Ieri, per le strade di Buenos Aires, avevano addirittura fatto caroselli, per celebrare la sconfitta del Brasile, il vicino calcistico più odiato, nonché un accreditato rivale per la vittoria finale. Perché gli Argentini ci credevano davvero di poterlo vincere questo mondiale. La stampa internazionale e quella di casa li davano ormai per favoriti assoluti, dopo quattro vittorie e lo show contro il Messico negli ottavi.
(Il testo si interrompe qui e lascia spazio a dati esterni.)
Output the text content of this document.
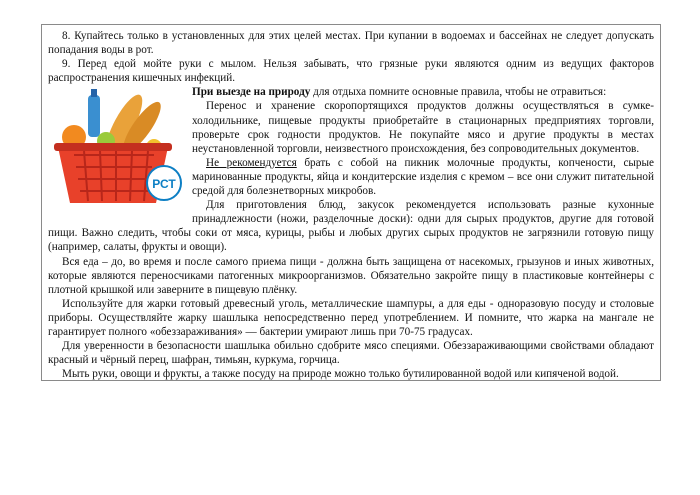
8. Купайтесь только в установленных для этих целей местах. При купании в водоемах и бассейнах не следует допускать попадания воды в рот.

9. Перед едой мойте руки с мылом. Нельзя забывать, что грязные руки являются одним из ведущих факторов распространения кишечных инфекций.

РСТ

При выезде на природу для отдыха помните основные правила, чтобы не отравиться:

Перенос и хранение скоропортящихся продуктов должны осуществляться в сумке-холодильнике, пищевые продукты приобретайте в стационарных предприятиях торговли, проверьте срок годности продуктов. Не покупайте мясо и другие продукты в местах неустановленной торговли, неизвестного происхождения, без сопроводительных документов.

Не рекомендуется брать с собой на пикник молочные продукты, копчености, сырые маринованные продукты, яйца и кондитерские изделия с кремом – все они служит питательной средой для болезнетворных микробов.

Для приготовления блюд, закусок рекомендуется использовать разные кухонные принадлежности (ножи, разделочные доски): одни для сырых продуктов, другие для готовой пищи. Важно следить, чтобы соки от мяса, курицы, рыбы и любых других сырых продуктов не загрязнили готовую пищу (например, салаты, фрукты и овощи).

Вся еда – до, во время и после самого приема пищи - должна быть защищена от насекомых, грызунов и иных животных, которые являются переносчиками патогенных микроорганизмов. Обязательно закройте пищу в пластиковые контейнеры с плотной крышкой или заверните в пищевую плёнку.

Используйте для жарки готовый древесный уголь, металлические шампуры, а для еды - одноразовую посуду и столовые приборы. Осуществляйте жарку шашлыка непосредственно перед употреблением. И помните, что жарка на мангале не гарантирует полного «обеззараживания» — бактерии умирают лишь при 70-75 градусах.

Для уверенности в безопасности шашлыка обильно сдобрите мясо специями. Обеззараживающими свойствами обладают красный и чёрный перец, шафран, тимьян, куркума, горчица.

Мыть руки, овощи и фрукты, а также посуду на природе можно только бутилированной водой или кипяченой водой.
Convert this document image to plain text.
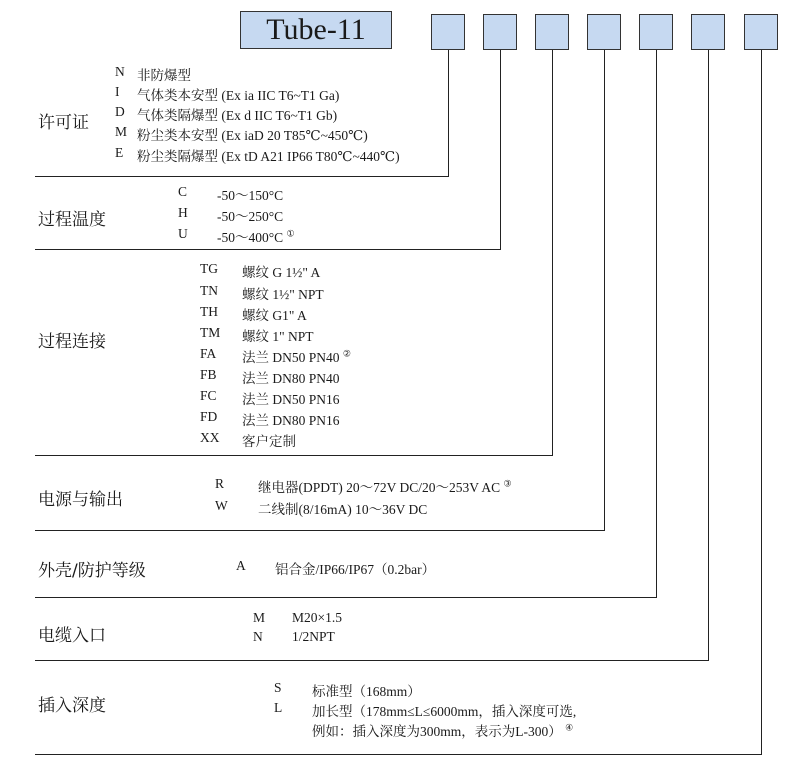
Tube-11
许可证
N 非防爆型
I 气体类本安型 (Ex ia IIC T6~T1 Ga)
D 气体类隔爆型 (Ex d IIC T6~T1 Gb)
M 粉尘类本安型 (Ex iaD 20 T85℃~450℃)
E 粉尘类隔爆型 (Ex tD A21 IP66 T80℃~440℃)
过程温度
C -50～150°C
H -50～250°C
U -50～400°C ①
过程连接
TG 螺纹 G 1½" A
TN 螺纹 1½" NPT
TH 螺纹 G1" A
TM 螺纹 1" NPT
FA 法兰 DN50 PN40 ②
FB 法兰 DN80 PN40
FC 法兰 DN50 PN16
FD 法兰 DN80 PN16
XX 客户定制
电源与输出
R	继电器(DPDT) 20～72V DC/20～253V AC ③
W 二线制(8/16mA) 10～36V DC
外壳/防护等级	A 铝合金/IP66/IP67（0.2bar）
电缆入口
M M20×1.5
N 1/2NPT
插入深度
S 标准型（168mm）
L 加长型（178mm≤L≤6000mm，插入深度可选,
例如：插入深度为300mm，表示为L-300） ④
Persino il CT Maradona, arrivato in SudAfrica tra dubbi e critiche per via di una stentata qualificazione, improvvisamente era tornato per tutti El Diego, mito assoluto dell’argentinità alla pari con Carlos Gardel ed Evita. Le sue debolezze tattiche sembravano riscattate dal carisma. Un laico Padre Pio in doppio petto, ma con il rosario in pugno, capace di infondere nella selecion serenità e allegria. Higuain segnava a ripetizione, Teves girava a mille, e la difesa, nonostante l’assenza di un pezzo da novanta come Samuel, teneva.
E poi c’era quello “zero” nel tabellino del giocatore più importante, quel Lionel Messi che Maradona e il mondo intero hanno già designato erede del pibe de oro. Invece che un limite, l’attesa “messi(anica)” del primo goal di Lionel, faceva sperare tutti per il meglio. Quando anche Messi giocherà ai suoi livelli, si diceva, l’Argentina diventerà ancora più forte.
Ma poi si arriva in campo e la musica, già al secondo minuto, è un’altra. Tra campioncini trovati per strada (Muller e Ozil) e vecchie glorie ritrovate a Villen Arzillen (Klose e Podoslki), la premiata panzeria di Joaquin Low travolge ogni velleità offensiva argentina.
La palla Messi e i suoi la tengono fra i piedi, ma senza combinarci molto, per loro demeriti, ma anche per i meriti dell’avversario: ordinato, veloce, ficcante. Alla fine il punteggio di 4 a zero suona spietato ma sincero. All’Argentina restano i rimpianti per quello che avrebbe potuto essere e non è stato, come accade in certe storie d’amore infelici raccontate nei tango.